Свернув на прямоезжую улицу, лошадь резво побежала по накатанной дороге. По бокам потянулись добротные дома, в которых жили мещане или купцы, с глухими заборами, с крытыми воротами с калитками, с лавками перед окнами, засыпанными снегом. Справа за прудом, оснеженным, с двумя большими лунками, из которых горожане брали воду для пойла скотины или стирки белья, показалась колокольня, а за ней чуть пониже золотые маковки церкви.
— Вон твоя Никольская, — сказал мужичок, оборачиваясь к Изоту. — Где сойдёшь-то?
— А прямо здесь, — ответил Изот. — Пройдусь, разомну ноги.
— Ну бывай здоров, человече, — сказал мужичок.
— Благодарствую тебе, — поклонился ему Изот. — Дай бог удачи!

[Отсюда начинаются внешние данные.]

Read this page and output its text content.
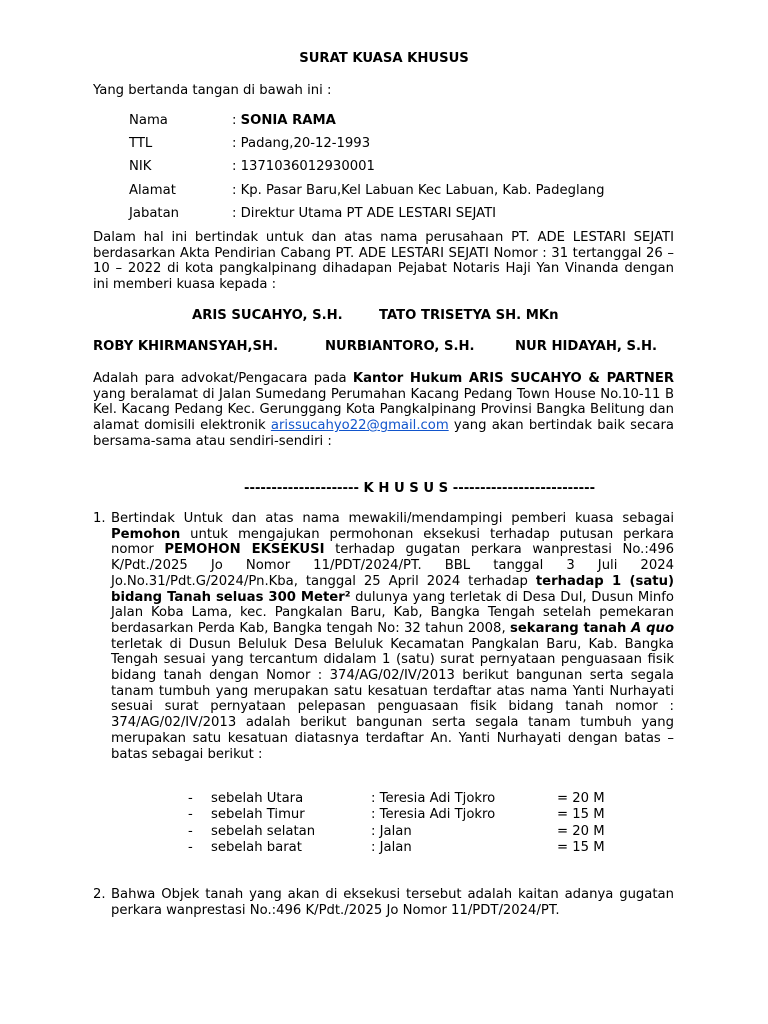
SURAT KUASA KHUSUS
Yang bertanda tangan di bawah ini :
Nama	: SONIA RAMA
TTL	: Padang,20-12-1993
NIK	: 1371036012930001
Alamat	: Kp. Pasar Baru,Kel Labuan Kec Labuan, Kab. Padeglang
Jabatan	: Direktur Utama PT ADE LESTARI SEJATI
Dalam hal ini bertindak untuk dan atas nama perusahaan PT. ADE LESTARI SEJATI berdasarkan Akta Pendirian Cabang PT. ADE LESTARI SEJATI Nomor : 31 tertanggal 26 – 10 – 2022 di kota pangkalpinang dihadapan Pejabat Notaris Haji Yan Vinanda dengan ini memberi kuasa kepada :
ARIS SUCAHYO, S.H.	TATO TRISETYA SH. MKn
ROBY KHIRMANSYAH,SH.	NURBIANTORO, S.H.	NUR HIDAYAH, S.H.
Adalah para advokat/Pengacara pada Kantor Hukum ARIS SUCAHYO & PARTNER yang beralamat di Jalan Sumedang Perumahan Kacang Pedang Town House No.10-11 B Kel. Kacang Pedang Kec. Gerunggang Kota Pangkalpinang Provinsi Bangka Belitung dan alamat domisili elektronik arissucahyo22@gmail.com yang akan bertindak baik secara bersama-sama atau sendiri-sendiri :
--------------------- K H U S U S --------------------------
1. Bertindak Untuk dan atas nama mewakili/mendampingi pemberi kuasa sebagai Pemohon untuk mengajukan permohonan eksekusi terhadap putusan perkara nomor PEMOHON EKSEKUSI terhadap gugatan perkara wanprestasi No.:496 K/Pdt./2025 Jo Nomor 11/PDT/2024/PT. BBL tanggal 3 Juli 2024 Jo.No.31/Pdt.G/2024/Pn.Kba, tanggal 25 April 2024 terhadap terhadap 1 (satu) bidang Tanah seluas 300 Meter² dulunya yang terletak di Desa Dul, Dusun Minfo Jalan Koba Lama, kec. Pangkalan Baru, Kab, Bangka Tengah setelah pemekaran berdasarkan Perda Kab, Bangka tengah No: 32 tahun 2008, sekarang tanah A quo terletak di Dusun Beluluk Desa Beluluk Kecamatan Pangkalan Baru, Kab. Bangka Tengah sesuai yang tercantum didalam 1 (satu) surat pernyataan penguasaan fisik bidang tanah dengan Nomor : 374/AG/02/IV/2013 berikut bangunan serta segala tanam tumbuh yang merupakan satu kesatuan terdaftar atas nama Yanti Nurhayati sesuai surat pernyataan pelepasan penguasaan fisik bidang tanah nomor : 374/AG/02/IV/2013 adalah berikut bangunan serta segala tanam tumbuh yang merupakan satu kesatuan diatasnya terdaftar An. Yanti Nurhayati dengan batas –batas sebagai berikut :
- sebelah Utara	: Teresia Adi Tjokro	= 20 M
- sebelah Timur	: Teresia Adi Tjokro	= 15 M
- sebelah selatan	: Jalan	= 20 M
- sebelah barat	: Jalan	= 15 M
2. Bahwa Objek tanah yang akan di eksekusi tersebut adalah kaitan adanya gugatan perkara wanprestasi No.:496 K/Pdt./2025 Jo Nomor 11/PDT/2024/PT.
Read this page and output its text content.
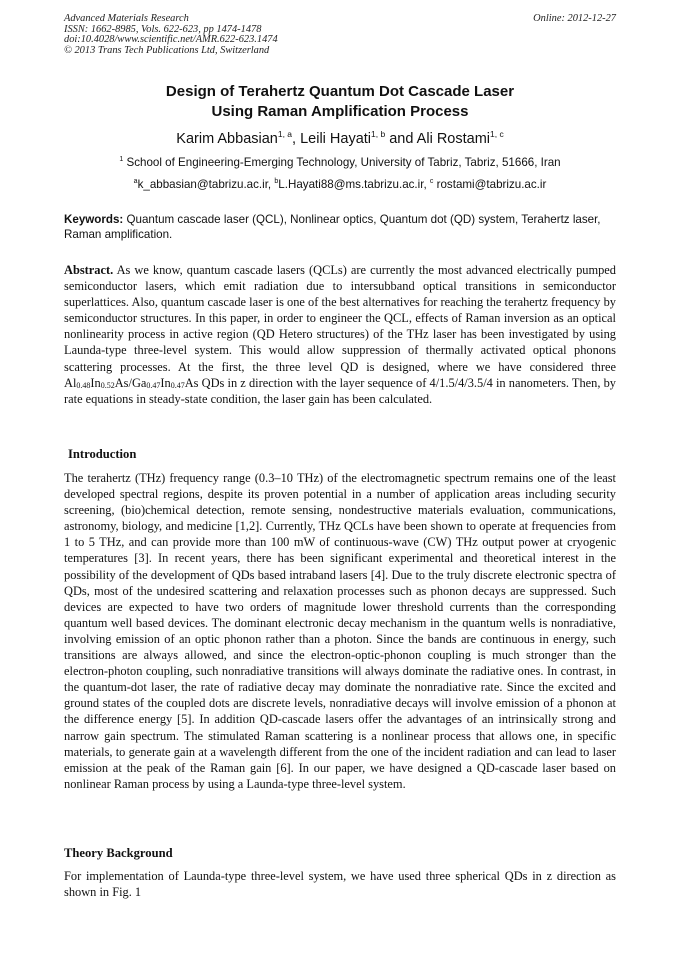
Advanced Materials Research
ISSN: 1662-8985, Vols. 622-623, pp 1474-1478
doi:10.4028/www.scientific.net/AMR.622-623.1474
© 2013 Trans Tech Publications Ltd, Switzerland
Online: 2012-12-27
Design of Terahertz Quantum Dot Cascade Laser
Using Raman Amplification Process
Karim Abbasian$^{1, a}$, Leili Hayati$^{1, b}$ and Ali Rostami$^{1, c}$
$^1$ School of Engineering-Emerging Technology, University of Tabriz, Tabriz, 51666, Iran
$^a$k_abbasian@tabrizu.ac.ir, $^b$L.Hayati88@ms.tabrizu.ac.ir, $^c$ rostami@tabrizu.ac.ir
Keywords: Quantum cascade laser (QCL), Nonlinear optics, Quantum dot (QD) system, Terahertz laser, Raman amplification.
Abstract. As we know, quantum cascade lasers (QCLs) are currently the most advanced electrically pumped semiconductor lasers, which emit radiation due to intersubband optical transitions in semiconductor superlattices. Also, quantum cascade laser is one of the best alternatives for reaching the terahertz frequency by semiconductor structures. In this paper, in order to engineer the QCL, effects of Raman inversion as an optical nonlinearity process in active region (QD Hetero structures) of the THz laser has been investigated by using Launda-type three-level system. This would allow suppression of thermally activated optical phonons scattering processes. At the first, the three level QD is designed, where we have considered three Al0.48In0.52As/Ga0.47In0.47As QDs in z direction with the layer sequence of 4/1.5/4/3.5/4 in nanometers. Then, by rate equations in steady-state condition, the laser gain has been calculated.
Introduction
The terahertz (THz) frequency range (0.3–10 THz) of the electromagnetic spectrum remains one of the least developed spectral regions, despite its proven potential in a number of application areas including security screening, (bio)chemical detection, remote sensing, nondestructive materials evaluation, communications, astronomy, biology, and medicine [1,2]. Currently, THz QCLs have been shown to operate at frequencies from 1 to 5 THz, and can provide more than 100 mW of continuous-wave (CW) THz output power at cryogenic temperatures [3]. In recent years, there has been significant experimental and theoretical interest in the possibility of the development of QDs based intraband lasers [4]. Due to the truly discrete electronic spectra of QDs, most of the undesired scattering and relaxation processes such as phonon decays are suppressed. Such devices are expected to have two orders of magnitude lower threshold currents than the corresponding quantum well based devices. The dominant electronic decay mechanism in the quantum wells is nonradiative, involving emission of an optic phonon rather than a photon. Since the bands are continuous in energy, such transitions are always allowed, and since the electron-optic-phonon coupling is much stronger than the electron-photon coupling, such nonradiative transitions will always dominate the radiative ones. In contrast, in the quantum-dot laser, the rate of radiative decay may dominate the nonradiative rate. Since the excited and ground states of the coupled dots are discrete levels, nonradiative decays will involve emission of a phonon at the difference energy [5]. In addition QD-cascade lasers offer the advantages of an intrinsically strong and narrow gain spectrum. The stimulated Raman scattering is a nonlinear process that allows one, in specific materials, to generate gain at a wavelength different from the one of the incident radiation and can lead to laser emission at the peak of the Raman gain [6]. In our paper, we have designed a QD-cascade laser based on nonlinear Raman process by using a Launda-type three-level system.
Theory Background
For implementation of Launda-type three-level system, we have used three spherical QDs in z direction as shown in Fig. 1
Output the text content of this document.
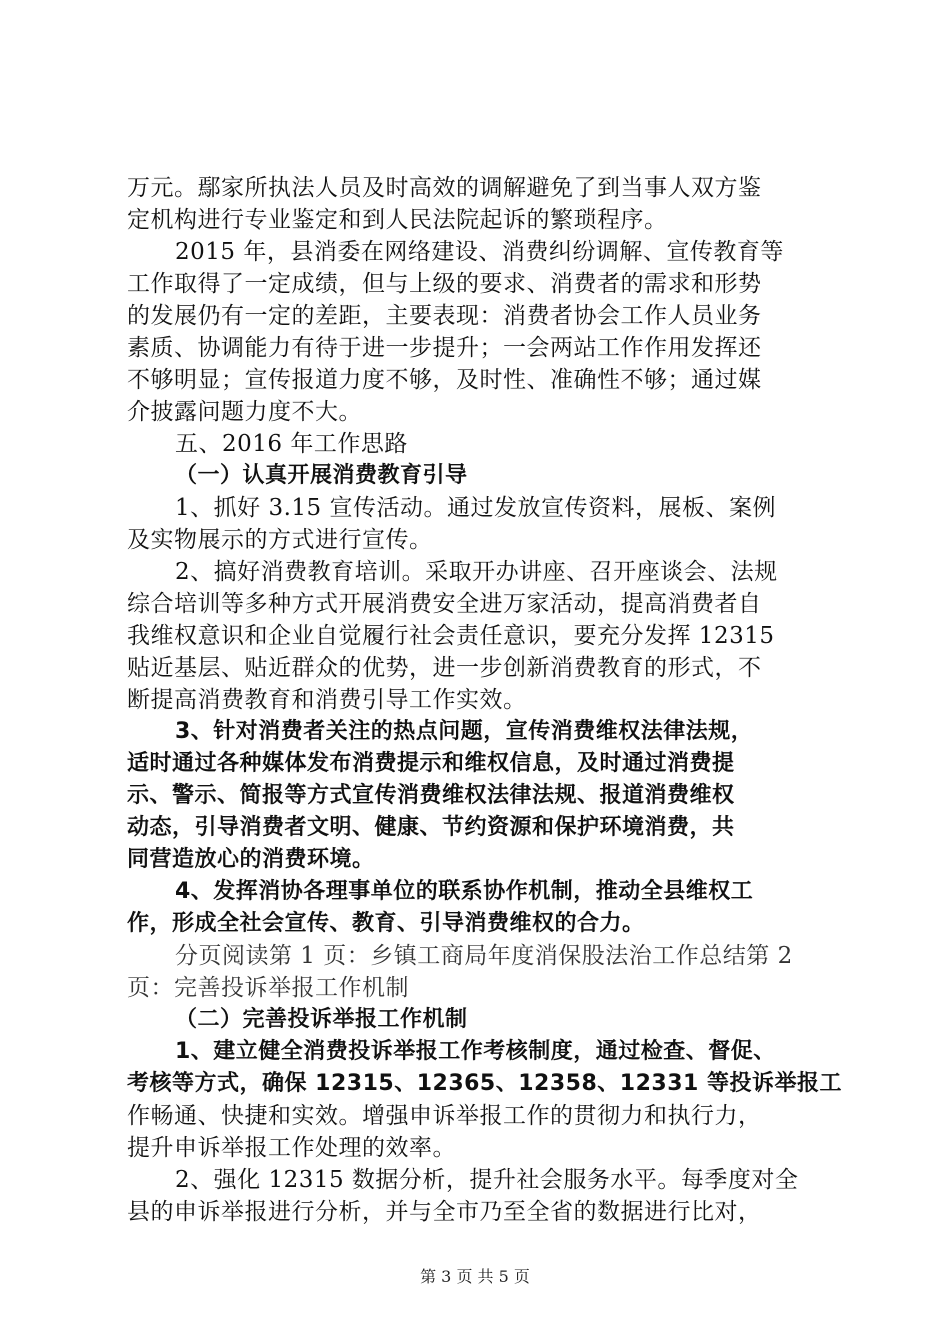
万元。鄢家所执法人员及时高效的调解避免了到当事人双方鉴
定机构进行专业鉴定和到人民法院起诉的繁琐程序。
2015 年，县消委在网络建设、消费纠纷调解、宣传教育等
工作取得了一定成绩，但与上级的要求、消费者的需求和形势
的发展仍有一定的差距，主要表现：消费者协会工作人员业务
素质、协调能力有待于进一步提升；一会两站工作作用发挥还
不够明显；宣传报道力度不够，及时性、准确性不够；通过媒
介披露问题力度不大。
五、2016 年工作思路
（一）认真开展消费教育引导
1、抓好 3.15 宣传活动。通过发放宣传资料，展板、案例
及实物展示的方式进行宣传。
2、搞好消费教育培训。采取开办讲座、召开座谈会、法规
综合培训等多种方式开展消费安全进万家活动，提高消费者自
我维权意识和企业自觉履行社会责任意识，要充分发挥 12315
贴近基层、贴近群众的优势，进一步创新消费教育的形式，不
断提高消费教育和消费引导工作实效。
3、针对消费者关注的热点问题，宣传消费维权法律法规，
适时通过各种媒体发布消费提示和维权信息，及时通过消费提
示、警示、简报等方式宣传消费维权法律法规、报道消费维权
动态，引导消费者文明、健康、节约资源和保护环境消费，共
同营造放心的消费环境。
4、发挥消协各理事单位的联系协作机制，推动全县维权工
作，形成全社会宣传、教育、引导消费维权的合力。
分页阅读第 1 页：乡镇工商局年度消保股法治工作总结第 2
页：完善投诉举报工作机制
（二）完善投诉举报工作机制
1、建立健全消费投诉举报工作考核制度，通过检查、督促、
考核等方式，确保 12315、12365、12358、12331 等投诉举报工
作畅通、快捷和实效。增强申诉举报工作的贯彻力和执行力，
提升申诉举报工作处理的效率。
2、强化 12315 数据分析，提升社会服务水平。每季度对全
县的申诉举报进行分析，并与全市乃至全省的数据进行比对，
第 3 页 共 5 页
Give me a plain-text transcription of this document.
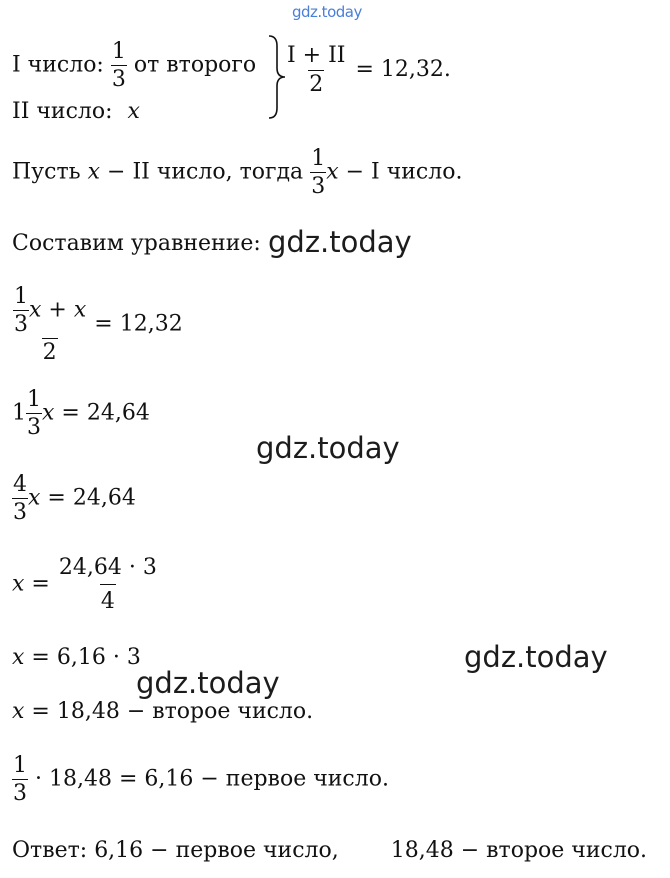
gdz.today
I число: $\frac{1}{3}$ от второго
II число: x
$\frac{I + II}{2} = 12,32$.
Пусть x − II число, тогда $\frac{1}{3}$ x − I число.
Составим уравнение: gdz.today
$\frac{\frac{1}{3} x + x}{2} = 12,32$
$1 \frac{1}{3}$ x = 24,64
gdz.today
$\frac{4}{3}$ x = 24,64
$x = \frac{24,64 \cdot 3}{4}$
x = 6,16 · 3	gdz.today
gdz.today
x = 18,48 − второе число.
$\frac{1}{3} \cdot 18,48 = 6,16$ − первое число.
Ответ: 6,16 − первое число, 18,48 − второе число.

— Спасибо на добром слове, — ответил мужичок и спросил: — Семья-то есть?
— Нету.
Заметив, как у Изота дрогнул голос, мужичок вздохнул, сказав: «Ах ты, боже милостивый» и тронул лошадь.
Изот не пошёл к церкви, а свернул в переулок, который вёл в ложбину, к реке, где на берегу, в деревянном приземистом доме был ломбард. За пазухой скитника был небольшой золотой подсвечник для одной свечи, который он хотел заложить, потому что без денег в городе делать было нечего. Пощупав через подкладку кафтана на груди твёрдый предмет, он широко зашагал по дороге вниз к реке.